いつの間にか、空がオレンジ色に染まっていた。こんなに時間が経っていたなんて、気が付かなかったなぁ。
「御嶋さん」
あたしの隣に怜佳ちゃんが寄り添ってくる。
「楽しいね」
「うん、こういうのって久しぶり」
最後にこんな光景を見たのはいつだっただろう。以前にもこんな風に仲間たちとワイワイはしゃいで、あの時も楽しかった。
「ねぇねぇ、アユはあとどのくらい?」
「もう全部焼き終わっちゃったよ」
「え~、もっと食べたかった」
「どの口がそれを言うか」
こんな楽しい時間も一旦おしまい。みんなが食べ終わったら、後片付けして旅館へと帰らなければいけない。
「あたしもう食べ終わったから、先に片付けちゃうね」
「ありがと~。ほら、ウチらも早く食べちゃうよ」
「は~い」
「あ、御嶋さん。私も手伝う」
食器とかを水場で洗っていると、怜佳ちゃんが隣へやって来た。周りを見れば、あたしたちの他にも洗い物をしようと多くの生徒たちがこの水場へと集まっていた。
皆、楽しいって顔してる。友達やクラスの仲間とキャンプしているような、そんな感じ。皆の楽しそうな笑顔を見ていると、あたしも何だか嬉しい気持ちが湧いてくるのを感じた。
「また……あるかな」
ふと、そんな言葉がほろりと漏れてしまう。
「……え?」
「ううん、なんでもない」
不思議そうな目であたしを見つめる怜佳ちゃんの顔は、すっかり夕日の赤に染められていた。
「じゃあ、電気消しま~す」
パチンッ、と電気のスイッチが切られた。今の時刻はだいたい10時過ぎ。ちょうど消灯の時間だ。あたしたちは畳の上に一列に布団を敷いた。あたし、怜佳ちゃん、出浪さん、片岡さんの並び順だ。
「ふふふ~、こういうのテンション上がるよね」
「勝手に上げてな。あっ、寝てる間に変ないたずらとかしないでよ」
「ん? それは振りかな~?」
「いいからさっさと寝ろ」
「あいたっ! もぉ~、叩くなんて酷い」
暗くなっても、静かになるには時間がかかりそうだ。そう言うあたしも、日常と違う場面に興奮してか、目がすっかり冴えてしまっている。これでは眠れないな。
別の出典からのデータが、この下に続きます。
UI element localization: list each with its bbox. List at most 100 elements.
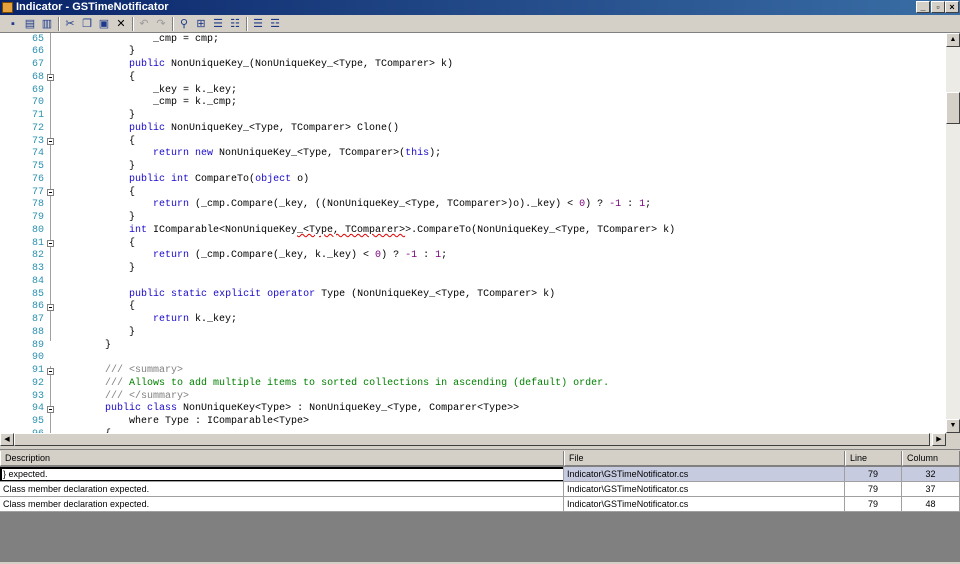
code-line[interactable]: public static explicit operator Type (No… [129, 289, 555, 302]
indent-icon[interactable]: ☰ [211, 17, 225, 31]
error-description: } expected. [0, 467, 564, 482]
code-line[interactable]: } [129, 161, 135, 174]
code-line[interactable]: { [129, 187, 135, 200]
line-number: 83 [31, 263, 44, 274]
line-number: 71 [31, 110, 44, 121]
code-line[interactable]: } [129, 212, 135, 225]
toolbar-separator [132, 17, 134, 31]
toolbar-separator [58, 17, 60, 31]
vertical-scroll-thumb[interactable] [946, 92, 960, 124]
column-header-column[interactable]: Column [902, 451, 960, 466]
code-line[interactable]: /// </summary> [105, 391, 189, 404]
line-number: 86 [31, 301, 44, 313]
error-line: 79 [845, 497, 902, 512]
code-line[interactable]: public NonUniqueKey_(NonUniqueKey_<Type,… [129, 59, 453, 72]
line-number: 81 [31, 237, 44, 249]
app-icon [2, 2, 13, 13]
code-line[interactable]: _cmp = k._cmp; [153, 97, 237, 110]
horizontal-scroll-thumb[interactable] [14, 433, 930, 446]
restore-button[interactable]: ▫ [931, 1, 945, 13]
code-line[interactable]: _key = k._key; [153, 85, 237, 98]
column-header-line[interactable]: Line [845, 451, 902, 466]
line-number: 67 [31, 59, 44, 70]
error-column: 37 [902, 482, 960, 497]
code-line[interactable]: } [129, 327, 135, 340]
code-line[interactable]: } [129, 110, 135, 123]
fold-toggle[interactable] [47, 304, 54, 311]
toolbar: ▪ ▤ ▥ ✂ ❐ ▣ ✕ ↶ ↷ ⚲ ⊞ ☰ ☷ ☰ ☲ [0, 15, 960, 33]
scroll-down-icon[interactable]: ▼ [946, 419, 960, 433]
line-number: 82 [31, 250, 44, 262]
panel-splitter[interactable] [0, 446, 960, 450]
fold-toggle[interactable] [47, 138, 54, 145]
line-number: 70 [31, 97, 44, 109]
error-description: Class member declaration expected. [0, 482, 564, 497]
error-line: 79 [845, 467, 902, 482]
cut-icon[interactable]: ✂ [63, 17, 77, 31]
line-number: 84 [31, 275, 44, 287]
outdent-icon[interactable]: ☷ [228, 17, 242, 31]
code-line[interactable]: return new NonUniqueKey_<Type, TComparer… [153, 148, 441, 161]
fold-toggle[interactable] [47, 74, 54, 81]
code-line[interactable]: int IComparable<NonUniqueKey_<Type, TCom… [129, 225, 675, 238]
comment-icon[interactable]: ☰ [251, 17, 265, 31]
code-line[interactable]: public int CompareTo(object o) [129, 174, 309, 187]
error-row[interactable]: Class member declaration expected. Indic… [0, 482, 960, 497]
line-number: 65 [31, 33, 44, 45]
save-icon[interactable]: ▪ [6, 17, 20, 31]
fold-toggle[interactable] [47, 368, 54, 375]
code-line[interactable]: return k._key; [153, 314, 237, 327]
horizontal-scrollbar[interactable]: ◀ ▶ [0, 433, 960, 446]
line-number: 94 [31, 403, 44, 415]
toolbar-separator [172, 17, 174, 31]
undo-icon[interactable]: ↶ [137, 17, 151, 31]
code-line[interactable]: } [129, 46, 135, 59]
uncomment-icon[interactable]: ☲ [268, 17, 282, 31]
fold-toggle[interactable] [47, 240, 54, 247]
code-line[interactable]: { [129, 72, 135, 85]
copy-icon[interactable]: ❐ [80, 17, 94, 31]
vertical-scrollbar[interactable]: ▲ ▼ [946, 33, 960, 433]
print-icon[interactable]: ▤ [23, 17, 37, 31]
fold-guide [50, 366, 51, 433]
code-line[interactable]: /// <summary> [105, 365, 183, 378]
code-line[interactable]: } [129, 263, 135, 276]
scroll-right-icon[interactable]: ▶ [932, 433, 946, 446]
find-icon[interactable]: ⚲ [177, 17, 191, 31]
line-number: 91 [31, 365, 44, 376]
code-line[interactable]: _cmp = cmp; [153, 34, 219, 47]
line-number: 85 [31, 288, 44, 300]
column-header-description[interactable]: Description [0, 451, 564, 466]
error-file: Indicator\GSTimeNotificator.cs [564, 467, 845, 482]
code-line[interactable]: { [129, 301, 135, 314]
minimize-button[interactable]: _ [916, 1, 930, 13]
scroll-up-icon[interactable]: ▲ [946, 33, 960, 47]
code-line[interactable]: public NonUniqueKey_<Type, TComparer> Cl… [129, 123, 399, 136]
line-number: 93 [31, 390, 44, 402]
code-editor[interactable]: 65 66 67 68 69 70 71 72 73 74 75 76 77 7… [0, 33, 946, 433]
code-line[interactable]: /// Allows to add multiple items to sort… [105, 378, 609, 391]
application-window: Indicator - GSTimeNotificator _ ▫ × ▪ ▤ … [0, 0, 960, 564]
error-list-panel: Description File Line Column } expected.… [0, 451, 960, 562]
find-replace-icon[interactable]: ⊞ [194, 17, 208, 31]
close-button[interactable]: × [945, 1, 959, 13]
delete-icon[interactable]: ✕ [114, 17, 128, 31]
error-file: Indicator\GSTimeNotificator.cs [564, 482, 845, 497]
redo-icon[interactable]: ↷ [154, 17, 168, 31]
error-row[interactable]: } expected. Indicator\GSTimeNotificator.… [0, 467, 960, 482]
fold-toggle[interactable] [47, 189, 54, 196]
error-row[interactable]: Class member declaration expected. Indic… [0, 497, 960, 512]
paste-icon[interactable]: ▣ [97, 17, 111, 31]
code-line[interactable]: return (_cmp.Compare(_key, ((NonUniqueKe… [153, 199, 651, 212]
code-line[interactable]: { [129, 136, 135, 149]
fold-toggle[interactable] [47, 406, 54, 413]
column-header-file[interactable]: File [564, 451, 845, 466]
scroll-left-icon[interactable]: ◀ [0, 433, 14, 446]
code-line[interactable]: return (_cmp.Compare(_key, k._key) < 0) … [153, 250, 447, 263]
code-line[interactable]: where Type : IComparable<Type> [129, 416, 309, 429]
line-number: 95 [31, 416, 44, 427]
code-line[interactable]: } [105, 340, 111, 353]
code-line[interactable]: { [129, 238, 135, 251]
print-preview-icon[interactable]: ▥ [40, 17, 54, 31]
code-line[interactable]: public class NonUniqueKey<Type> : NonUni… [105, 403, 519, 416]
怜佳ちゃんはどうだろう。行きのバスで結構寝てたし、あたしと同じで眠れないんじゃ……。
「すぅ、すぅ」
怜佳ちゃんは無防備な寝顔をこちらに向けてぐっすり眠っていた。
「ねぇねぇ、こういうときって恋バナするのがお決まりだよね。美希はなんかないの? 恋バナ」
「お前と違ってウチにはそんなもんないよ。灰色の青春を送ってるんでね」
「え~、でも好きな男子とかいるんじゃない? 言うてみ言うてみ?」
「しつこい」
「あいたっ! もぉ~いいよ、美希には訊かない。星乃さんはどう? 好きな人とか」
「怜佳ちゃんはもう寝ちゃったよ」
「早っ! あぁ~、怜佳ちゃんの恋バナ聞きたかったなぁ。じゃあ御嶋さんはどう?」
「あたしもそういう人はいないな~」
「だってさ。今この場で恋バナができるのはアンタだけ。んじゃ、思う存分自分ののろけ話でも語りな」
「ちょっ、そんなことしたらわたし自慢してるみたいで感じ悪いじゃん」
「アンタ、今の彼氏と付き合うってことになった時ウチにどんだけ自慢してきたか忘れたの?」
「そ、それは……」
「あはは、2人はほんとに仲が良いね」
「まぁ、なんだかんだ付き合い長いから。腐れ縁ってやつ?」
「小学校からずっと一緒なんだ」
「へぇ~。ところでさ、さっきの出浪さんの恋バナ、あたし聞きたいな」
「え、聞きたいの?」
「止めといたほうがいいよ。こいつを調子に乗らせるだけ……」
「まぁまぁ、御嶋さんが聞きたいって言ってるんだから。こほん。そう、あれは去年の……身も心も凍えそうな冷たぁ~い北風の吹く、ある冬の日のこと……」
こうして、出浪さんによる壮大なドラマティックラブストーリーが幕を開けるのであった。